LACTANTIUS, Lucius Coelius Firmianus. De diuinis institutionibus aduersus gentes: Rubricae primi lbri incipiunt.
Venetiis, Theodorus de Ragazonibus, 1490
Folio. 300x215 mm, 18th-century leather, brown quarter leather, and marbled cardboard, gilt title and decorations on the spine, renewed flyleaves. 148 unnumbered leaves, including the first blank leaf, 45 lines and title, Roman and some Greek type, initial spaces with guide letters. Colophon at the end: “Impressum Venetiis per magistrum Theodorum de Ragazonibus de Asula, M.CCC.LXXXX. [i.e. 1490] Vigesimo primo mensis Aprilis.” Ink marginalia, by an old hand. First page slightly stained, folio aii with tear in the outer margin. Overall a good copy.

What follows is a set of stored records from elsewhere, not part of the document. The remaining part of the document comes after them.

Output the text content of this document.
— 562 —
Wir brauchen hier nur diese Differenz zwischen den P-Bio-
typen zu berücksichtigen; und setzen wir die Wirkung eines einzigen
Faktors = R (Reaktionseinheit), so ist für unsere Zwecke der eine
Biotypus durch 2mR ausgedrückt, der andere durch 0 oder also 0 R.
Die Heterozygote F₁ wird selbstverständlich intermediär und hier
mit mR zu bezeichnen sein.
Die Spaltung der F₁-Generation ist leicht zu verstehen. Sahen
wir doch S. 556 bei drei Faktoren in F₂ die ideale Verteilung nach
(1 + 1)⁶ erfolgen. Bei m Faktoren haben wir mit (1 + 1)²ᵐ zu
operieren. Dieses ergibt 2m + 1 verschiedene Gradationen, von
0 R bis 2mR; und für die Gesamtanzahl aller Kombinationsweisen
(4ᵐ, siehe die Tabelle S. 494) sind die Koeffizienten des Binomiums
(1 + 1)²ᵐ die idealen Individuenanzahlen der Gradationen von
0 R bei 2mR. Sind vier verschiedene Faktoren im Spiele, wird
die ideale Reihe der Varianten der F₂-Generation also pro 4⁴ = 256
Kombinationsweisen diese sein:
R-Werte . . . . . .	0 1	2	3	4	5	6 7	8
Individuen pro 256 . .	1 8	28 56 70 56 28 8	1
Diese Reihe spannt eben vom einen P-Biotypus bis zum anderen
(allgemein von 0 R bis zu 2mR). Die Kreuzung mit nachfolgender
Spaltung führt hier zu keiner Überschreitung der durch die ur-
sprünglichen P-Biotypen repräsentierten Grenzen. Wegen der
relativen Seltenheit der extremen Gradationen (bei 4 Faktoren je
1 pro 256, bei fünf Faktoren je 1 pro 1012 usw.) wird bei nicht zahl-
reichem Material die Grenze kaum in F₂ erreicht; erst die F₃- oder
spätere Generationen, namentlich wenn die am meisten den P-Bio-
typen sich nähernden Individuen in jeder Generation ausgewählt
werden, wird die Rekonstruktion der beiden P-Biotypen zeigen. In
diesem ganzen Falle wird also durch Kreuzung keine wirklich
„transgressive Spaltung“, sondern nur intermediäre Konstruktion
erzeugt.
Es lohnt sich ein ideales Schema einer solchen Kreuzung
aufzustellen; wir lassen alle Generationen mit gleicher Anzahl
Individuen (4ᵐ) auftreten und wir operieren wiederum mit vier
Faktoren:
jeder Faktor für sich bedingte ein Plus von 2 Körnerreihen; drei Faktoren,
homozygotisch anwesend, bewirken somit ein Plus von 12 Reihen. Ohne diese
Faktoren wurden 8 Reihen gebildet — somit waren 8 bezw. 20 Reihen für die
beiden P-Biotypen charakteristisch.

A rare and precious incunabulum of the works of Lactantius. The volume, edited by the humanist bishop Giovanni Andrea Bussi (1417-1475), includes the seven books of De divinis institutionibus, the first attempt to summarize Christian teaching, followed by De ira Dei, De opificio Dei, the hexameter poem De Phoenice carmina (with quotations from passages on the phoenix from Ovid's Metamorphoses and Dante's Inferno, canto XXIV, 106-111), De resurrectionis dominicae die, and finally the Nephythomon, a compendium of the Institutionibus. It also contains Venantius Fortunatus, Carmen de Pascha.
This is the second edition edited by Giovanni d'Andrea, bishop of Aleria, whose name appears on fol. [9]v, and the tenth edition overall.
Lactantius (c. 250–325), one of the first Christian authors, became an advisor to the Roman Emperor Constantine I and tutor to his son Crispus; his elegant style and detailed sentences earned him the nickname ‘Christian Cicero’ from Renaissance scholars.
BMC V, p. 477; Hain-Copinger 9815; Goff L,10; GKW M 16563.